The structure is part of an historic and regional view that is classic New England. That whole area along the Merrimack Valley is the very reason people invest huge dollars to buy property in this region. When the foliage turns this fall, thousands will be travelling along the river to see the leaves and the beautiful views and the historic buildings. But one view that marks the very bones of Amesbury could be lost.
That is why two principles of historic preservation need to be practiced. Not just in Amesbury but in Newburyport also. Yes, we could have our classic views marred by the loss of a ‘use’ for a building. A community asleep at the wheel could allow the very destruction of the things that make our two cities unique and a tourist destination.
The first principle is adaptive re-use. Fortunately, wise city planners in the past have been successfully using this principle in Newburyport. When the Hope Community Church built a new structure out on the Common Pasture, the new owners kept the intrinsic architecture of the church building and turned it into a restaurant and the city did not lose a landmark. The same occurred at the ‘French church’ on Federal Street. A religious building was converted to residences. The Odd Fellows Hall and the Veteran’s buildings were converted to homes. The building that housed the Daughters of the American Revolution became Ashby Cross.
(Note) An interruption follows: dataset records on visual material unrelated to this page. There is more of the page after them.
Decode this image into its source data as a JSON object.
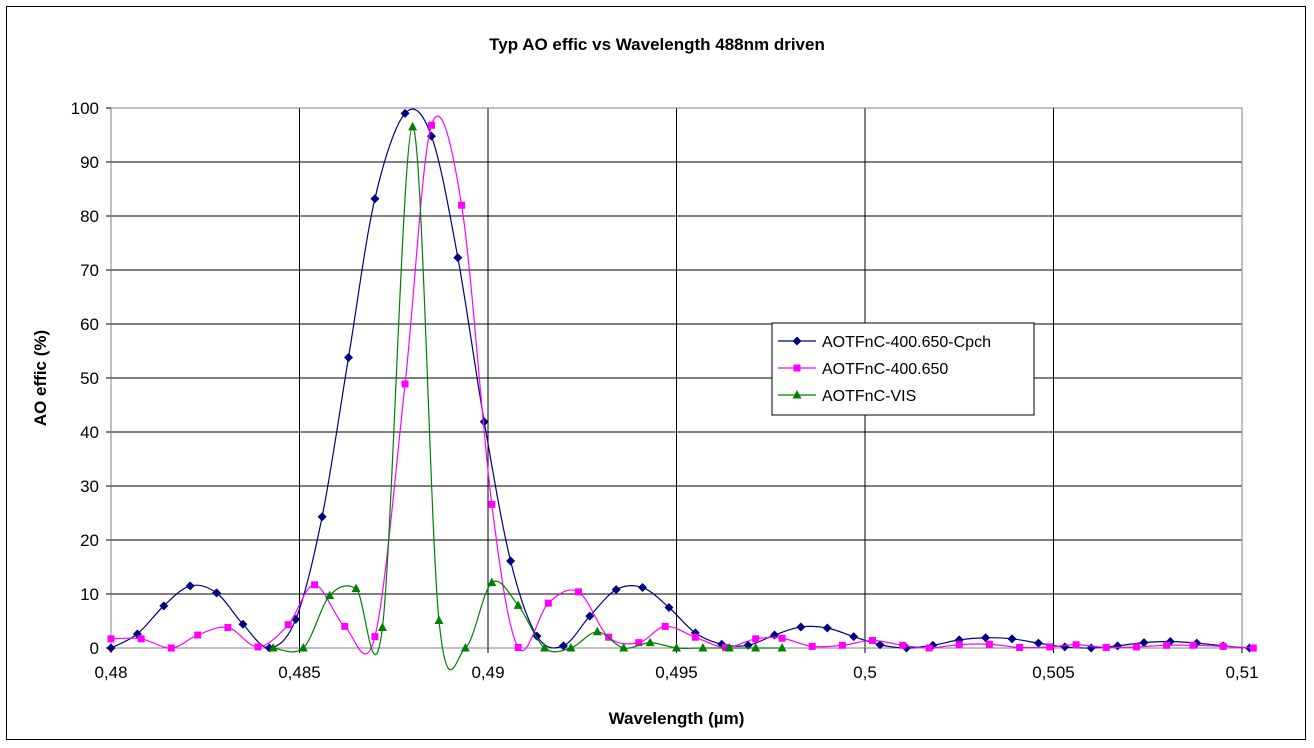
{
  "chart_data": {
    "type": "line",
    "title": "Typ AO effic vs Wavelength 488nm driven",
    "xlabel": "Wavelength (µm)",
    "ylabel": "AO effic (%)",
    "xlim": [
      0.48,
      0.51
    ],
    "ylim": [
      0,
      100
    ],
    "x_ticks": [
      "0,48",
      "0,485",
      "0,49",
      "0,495",
      "0,5",
      "0,505",
      "0,51"
    ],
    "y_ticks": [
      "0",
      "10",
      "20",
      "30",
      "40",
      "50",
      "60",
      "70",
      "80",
      "90",
      "100"
    ],
    "grid": true,
    "legend_position": "right-center",
    "series": [
      {
        "name": "AOTFnC-400.650-Cpch",
        "color": "#000080",
        "marker": "diamond",
        "x": [
          0.48,
          0.4807,
          0.4814,
          0.4821,
          0.4828,
          0.4835,
          0.4842,
          0.4849,
          0.4856,
          0.4863,
          0.487,
          0.4878,
          0.4885,
          0.4892,
          0.4899,
          0.4906,
          0.4913,
          0.492,
          0.4927,
          0.4934,
          0.4941,
          0.4948,
          0.4955,
          0.4962,
          0.4969,
          0.4976,
          0.4983,
          0.499,
          0.4997,
          0.5004,
          0.5011,
          0.5018,
          0.5025,
          0.5032,
          0.5039,
          0.5046,
          0.5053,
          0.506,
          0.5067,
          0.5074,
          0.5081,
          0.5088,
          0.5095,
          0.5102
        ],
        "y": [
          0,
          2.6,
          7.8,
          11.5,
          10.2,
          4.4,
          0,
          5.3,
          24.3,
          53.8,
          83.2,
          99,
          94.8,
          72.3,
          41.9,
          16.1,
          2.2,
          0.4,
          5.9,
          10.8,
          11.2,
          7.5,
          2.8,
          0.7,
          0.5,
          2.4,
          3.9,
          3.7,
          2.1,
          0.6,
          0,
          0.5,
          1.5,
          1.9,
          1.7,
          0.9,
          0.2,
          0,
          0.4,
          1,
          1.2,
          0.9,
          0.4,
          0
        ]
      },
      {
        "name": "AOTFnC-400.650",
        "color": "#FF00FF",
        "marker": "square",
        "x": [
          0.48,
          0.4808,
          0.4816,
          0.4823,
          0.4831,
          0.4839,
          0.4847,
          0.4854,
          0.4862,
          0.487,
          0.4878,
          0.4885,
          0.4893,
          0.4901,
          0.4908,
          0.4916,
          0.4924,
          0.4932,
          0.494,
          0.4947,
          0.4955,
          0.4963,
          0.4971,
          0.4978,
          0.4986,
          0.4994,
          0.5002,
          0.501,
          0.5017,
          0.5025,
          0.5033,
          0.5041,
          0.5049,
          0.5056,
          0.5064,
          0.5072,
          0.508,
          0.5087,
          0.5095,
          0.5103
        ],
        "y": [
          1.7,
          1.7,
          0,
          2.4,
          3.8,
          0.2,
          4.3,
          11.7,
          4,
          2.1,
          48.9,
          96.8,
          82,
          26.6,
          0.1,
          8.3,
          10.4,
          2,
          1,
          4,
          2,
          0.1,
          1.7,
          1.8,
          0.3,
          0.5,
          1.4,
          0.5,
          0,
          0.6,
          0.7,
          0.1,
          0.2,
          0.6,
          0.1,
          0.2,
          0.5,
          0.5,
          0.3,
          0
        ]
      },
      {
        "name": "AOTFnC-VIS",
        "color": "#008000",
        "marker": "triangle",
        "x": [
          0.4843,
          0.4851,
          0.4858,
          0.4865,
          0.4872,
          0.488,
          0.4887,
          0.4894,
          0.4901,
          0.4908,
          0.4915,
          0.4922,
          0.4929,
          0.4936,
          0.4943,
          0.495,
          0.4957,
          0.4964,
          0.4971,
          0.4978
        ],
        "y": [
          0,
          0,
          9.7,
          11,
          3.8,
          96.5,
          5.1,
          0,
          12.1,
          7.9,
          0,
          0,
          3,
          0,
          1,
          0,
          0,
          0,
          0,
          0
        ]
      }
    ]
  }
}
The second principle is a preservation easement. These are special conditions to restrict the next homeowner’s use. (Or a developer’s wish to demolish the building) Such preservation easements can ensure for a few decades that the very ‘bones’ of the property or building will not violate the wishes of the original homeowners. In addition, though much more complicated, obtaining a preservation easement approved by Mass Historic will confirm the preservation of historic uniqueness for multiple future business and home owners.
In this case, it is bone-chilling. Does the church seek the ‘money’ or to leave a legacy? Unfortunately, too many seek the cash instead. How many farms have been lost never to be returned to the tilling of soil because of a promised purchase and sale agreement. A hundred years of history for some farms lost over the lure of ‘green’.
In the case of the church in Amesbury, less money and preserve the heritage & historic legacy or take the money and damn the consequences. It will be a choice seen over and over again Newburyport. Will these communities let it happen?
I would hate to only see this unique beautiful view in some future historic slide show of places lost to the ages.